В чисто подметенном дровянике топора не оказалось. У колоды явственно отпечатался след сапога.

— Такой размер из собравшихся у вас вчера на вечеринке носят Скачков и я. Номер сорок первый. Только ищейка может найти настоящего хозяина этого следа, если понадобится. А сейчас пойдемте к директору.

Перрет встретил их хмуро, со свирепым видом. После телефонного разговора Павского с военным агентом он поднялся к себе. Покрутился по комнате, плюнул, обругал себя безмозглым за то, что начисто забыл, за чем поднялся, и неторопливо двинулся обратно в кабинет, где оставил Павского.

В нижнем коридоре у комнаты, отведенной следователю, стоял Берендс и разговаривал с жандармом. Оба улыбались.

Павский сидел на стуле. Он кончил разговор. Полковник был явно расстроен. Перрет еще никогда не видел его таким.

— У вас неприятности?

— К сожалению, ваше превосходительство, — уныло протянул Павский и невольно посмотрел на сейф. — Большое спасибо за телефон, извините, что беспокоил! — Он щелкнул каблуками, поклонился и вышел.

«Опять забыл дурацкий ключ в сейфе! — спохватился Перрет. — Сейчас проверим». Он подошел к сейфу, отворил его и убедился, что сейф без него открывали, а ключ от кассы лежит вовсе не так, как они договаривались с Кучеровым его класть.

«Так вот почему велся «конфиденциальный разговор» в моем кабинете! У меня под носом происходит черт знает что! Гвардейский полковник — воришка! Отпрыск древнего рода Хованских — разбойник! Топор в руках офицера! У меня в корпусе шайка грабителей и убийц! Какой позор! Какой стыд!»

Стук в дверь отвлек его от печальных мыслей. Но каково было его негодование, когда он увидел, как во главе с Гатуа вошел и «разбойник» Хованский. За ними Галина и названый сын генерала Кучерова — Аркадий Попов.

Галина рассказала все, что слышала, сидя на скамейке. Потом очень сдержанно и кратко высказал своп соображения Хованский. Начал он с того, что попросил директора заглянуть в сейф и убедиться, на месте ли ключ от кассы.

Перрет уныло заметил, что хотя ключ и на месте, но его кто-то брал.

Была вызвана машинистка. Увидев подозрительные взгляды собравшихся, Грация растерялась, побледнела и на вопрос, брала ли она из сейфа ключ, пролепетала сначала что-то невразумительное, потом, решившись, видимо, рассказать все, попросила стакан воды, с жадностью выпила и, тяжело опустившись на предложенный ей стул, уставилась в пол.

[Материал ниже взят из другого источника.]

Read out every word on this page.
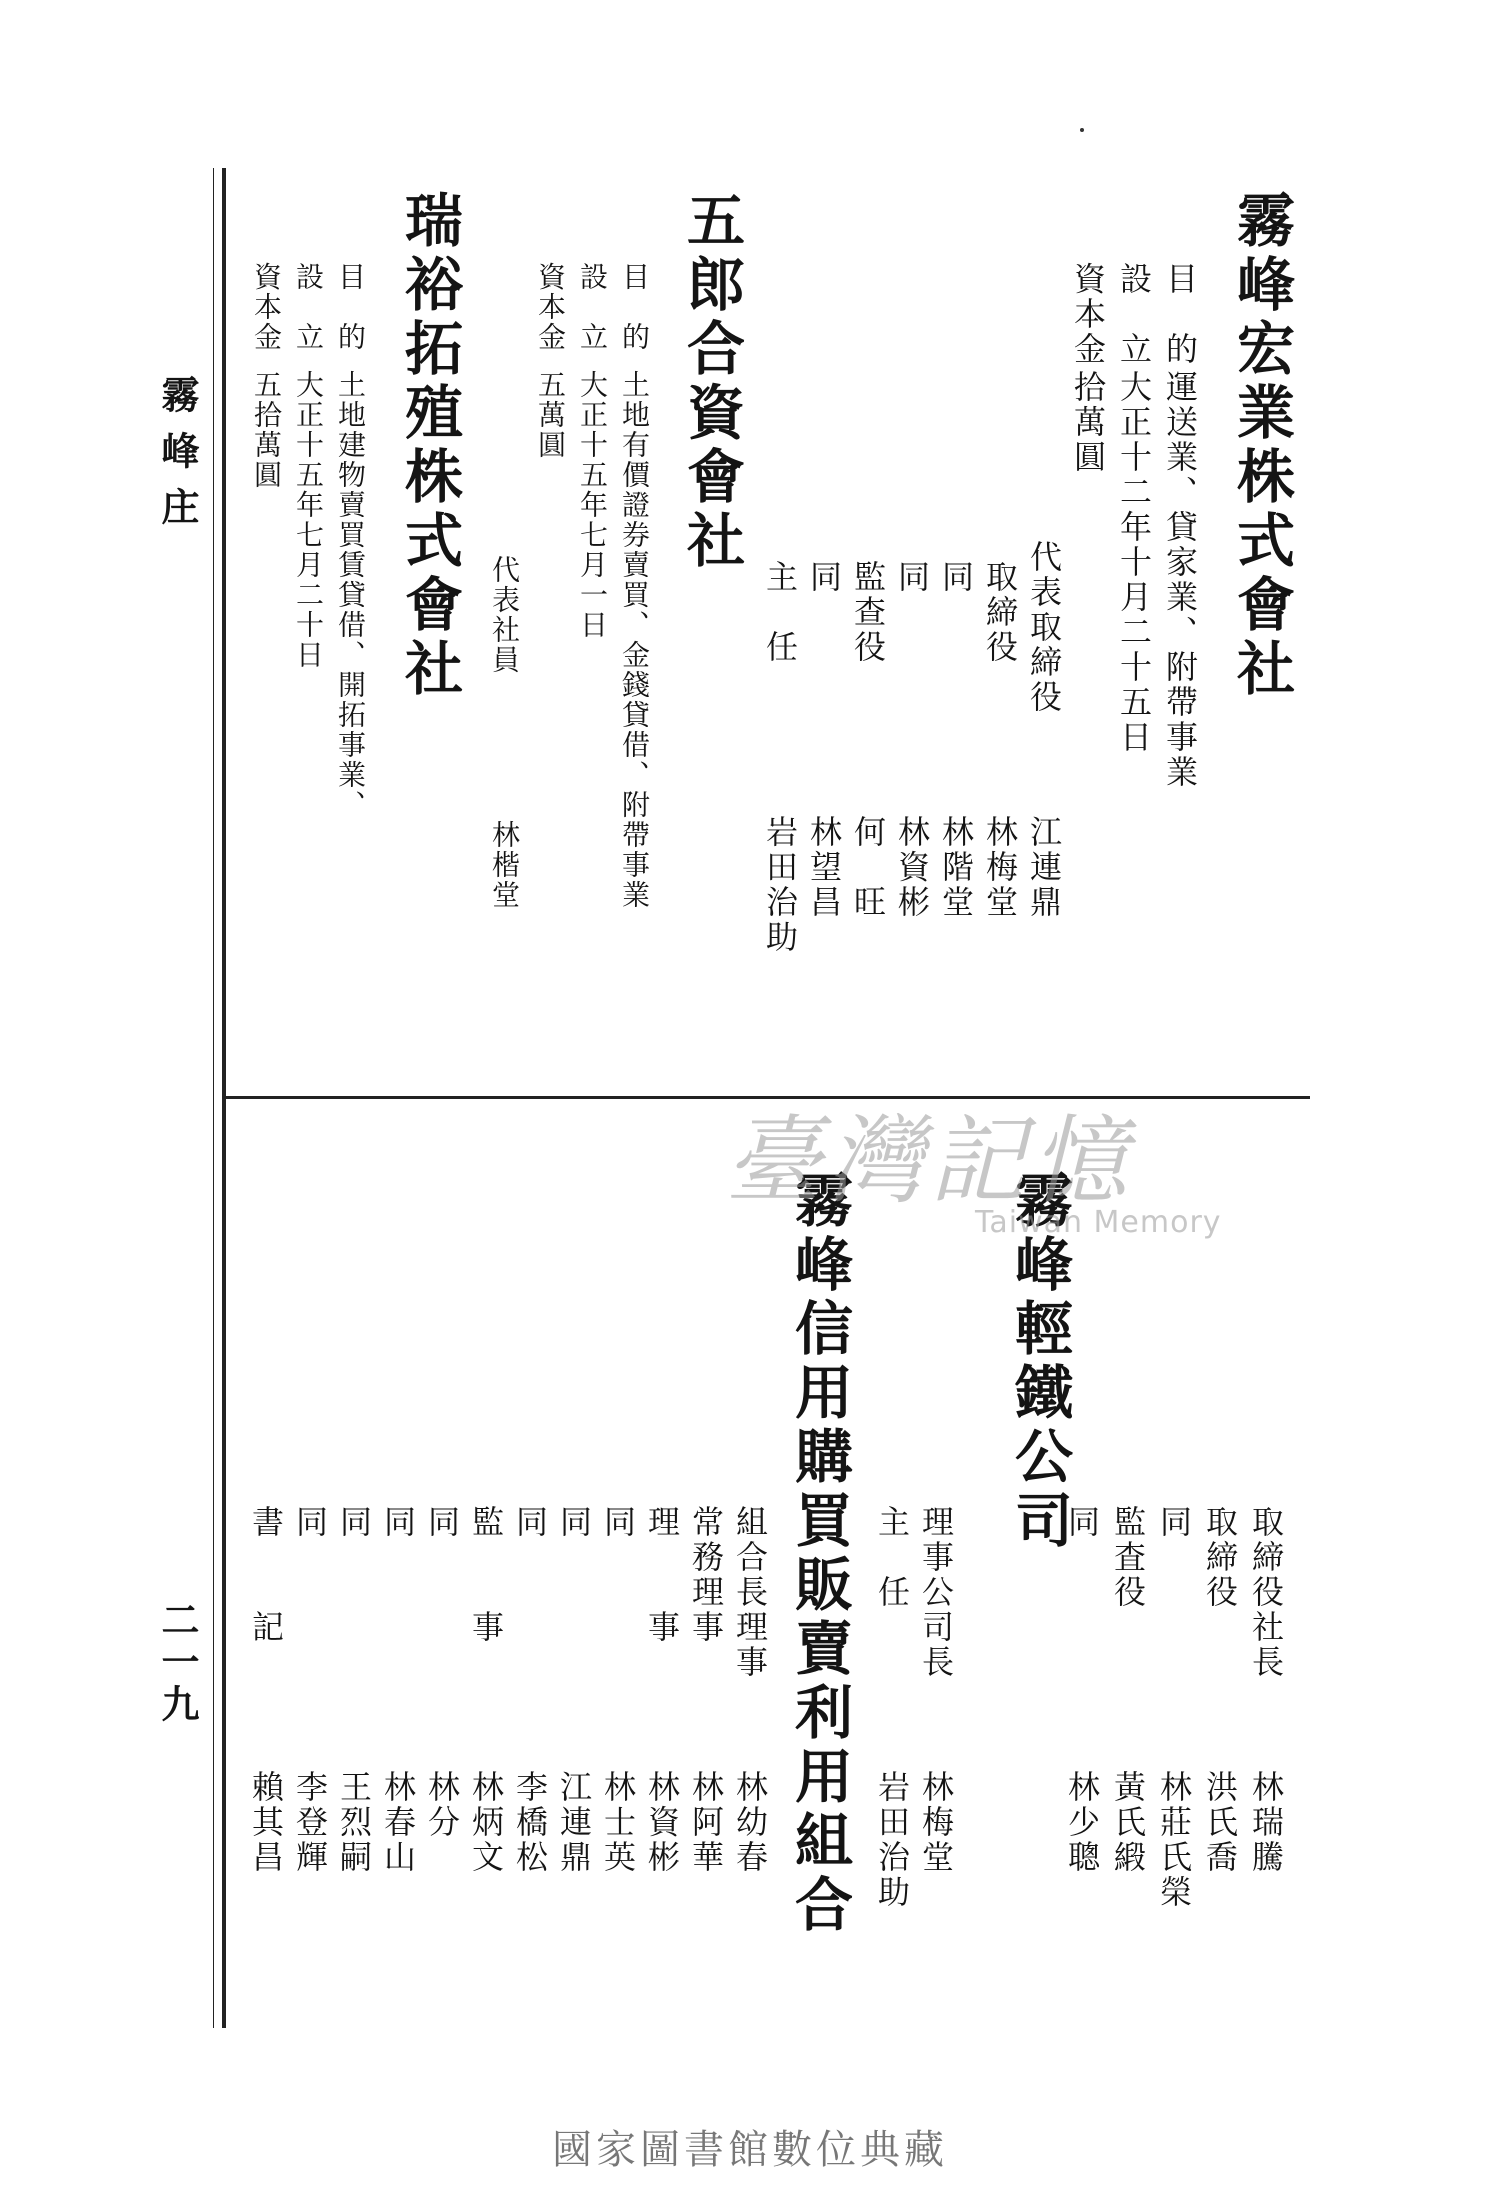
霧峰庄
二一九
霧峰宏業株式會社
目　的
運送業、貸家業、附帶事業
設　立
大正十二年十月二十五日
資本金
拾萬圓
代表取締役
江連鼎
取締役
林梅堂
同
林階堂
同
林資彬
監查役
何　旺
同
林望昌
主　任
岩田治助
五郎合資會社
目　的
土地有價證券賣買、金錢貸借、附帶事業
設　立
大正十五年七月一日
資本金
五萬圓
代表社員
林楷堂
瑞裕拓殖株式會社
目　的
土地建物賣買賃貸借、開拓事業、
設　立
大正十五年七月二十日
資本金
五拾萬圓
霧峰輕鐵公司
取締役社長
林瑞騰
取締役
洪氏喬
同
林莊氏榮
監査役
黃氏緞
同
林少聰
霧峰信用購買販賣利用組合 理事公司長
林梅堂
主　任
岩田治助
組合長理事
林幼春
常務理事
林阿華
理　　事
林資彬
同
林士英
同
江連鼎
同
李橋松
監　　事
林炳文
同
林分
同
林春山
同
王烈嗣
同
李登輝
書　　記
賴其昌
臺灣記憶
Taiwan Memory
國家圖書館數位典藏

— Я назову его, подождите... дайте собраться с силами, — почти шепотом начала она, — я не думала...

Раздался телефонный звонок. Директор, досадливо покосившись на висевший на стене и обычно бездействующий телефон, встал и снял трубку.

— Белград вызывает генерала Перрета, — ясно прозвучал голос телефонистки.

— Я слушаю, — сказал директор и прижал трубку к уху. — Кто говорит? Здравствуйте, Александр Павлович. Одну минуту. — Он опустил трубку и жестом попросил присутствующих покинуть кабинет.

— На-аверно, генерал Кутепов, — прохрипел Гатуа на ухо Хованскому, выходя в коридор.

Подошел, кланяясь и расшаркиваясь, Берендс. Любезно улыбаясь, он пожелал всем доброго утра, сказал несколько добрых слов о генерале Кучерове и высказал особое соболезнование Аркадию Попову. Потом спросил, в кабинете ли директор. У него-де имеются серьезные данные о преступлении.

— Впрочем, — продолжил он, — у меня секретов нет, могу сказать и вам!

Все покосились на машинистку Грацию, она стояла в стороне от всех и, казалось, ничего не видела и не слышала.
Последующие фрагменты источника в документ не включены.